Durante muito tempo se criticou a falta de formação de novas lideranças, tanto na esquerda quanto na direita. Lula e FHC teriam dificultado a emergência de nomes capazes de levar adiante os projetos políticos de seus grupos. Os tucanos foram soterrados pela vaidade e egoísmo de um homem para o qual a generosidade sempre parecia gesto de derrota. Os petistas se viram dominados por uma força política que foi da retomada da mobilização social ao exercício virtuoso do poder popular. Os liberais não superaram a inveja, os petistas a idolatria.
Fernando Haddad tem tudo para reverter essa história. Em primeiro lugar, não esconde sua integração ao partido. Coordenou a elaboração do plano de governo, manteve proximidade a Lula da forma devida, participou de governos petistas e experimentou as urnas. Com origem na classe média, intelectual, é um representante de segmentos que também definem o partido em sua abrangência e universalidade necessárias. Sua proposta é para toda a sociedade, como deve ser sempre na política.
A formação de uma pessoa e sua trajetória de vida apontam os caminhos do que se pode esperar dela. Haddad é professor, tem formação em direito, mestrado em economia e doutorado em filosofia. Foi ministro da Educação e prefeito de São Paulo. Nessas indicações mais gerais estão presentes algumas expectativas importantes ligadas ao seu nome.

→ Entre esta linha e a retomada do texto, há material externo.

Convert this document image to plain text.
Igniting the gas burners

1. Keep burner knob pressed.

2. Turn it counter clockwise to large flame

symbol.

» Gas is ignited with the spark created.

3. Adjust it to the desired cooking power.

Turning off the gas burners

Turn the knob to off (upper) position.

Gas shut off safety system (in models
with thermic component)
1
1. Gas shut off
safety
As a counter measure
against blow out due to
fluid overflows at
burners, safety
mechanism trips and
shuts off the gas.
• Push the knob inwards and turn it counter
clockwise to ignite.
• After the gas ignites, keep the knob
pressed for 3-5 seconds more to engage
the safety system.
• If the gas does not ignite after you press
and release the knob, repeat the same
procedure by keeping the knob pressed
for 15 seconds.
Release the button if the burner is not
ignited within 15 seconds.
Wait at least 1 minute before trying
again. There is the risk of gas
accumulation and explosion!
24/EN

Quando se fala em papel do sujeito na história, talvez se esteja apontando o que há de singular em sua forma de agir no mundo. Está na hora de “Andrade” mostrar quem é Haddad. Em cada uma das áreas pelas quais passou, o candidato tem um histórico de realizações e propostas que precisam ser debatidos na campanha. Se o eixo está dado no plano de governo e pela trajetória das administrações petistas, interrompida pelo golpe, os caminhos serão outros.
De sua formação em economia, o novo candidato traz a urgência de retomar um projeto de desenvolvimento para o país, que tenha nos seus fundamentos tanto o crescimento como a distribuição de renda. Diferentemente dos economistas liberais, Haddad tem tudo para centrar sua ação em geração de emprego e renda, justiça tributária e aposta na sustentabilidade e nas novas matrizes produtivas.
O novo projeto de desenvolvimento, que se pode esperar pela trajetória do candidato, deverá revogar as medidas que retiraram direitos do trabalhador e recuperar a soberania em relação ao petróleo e outras riquezas estratégicas. E, é claro, revogar medidas de austeridade que interrompem gastos sociais para alimentar a vazão das despesas financeiras. Não se espera menos dele, mas se espera mais em matéria de aclarar os instrumentos para a execução desse projeto.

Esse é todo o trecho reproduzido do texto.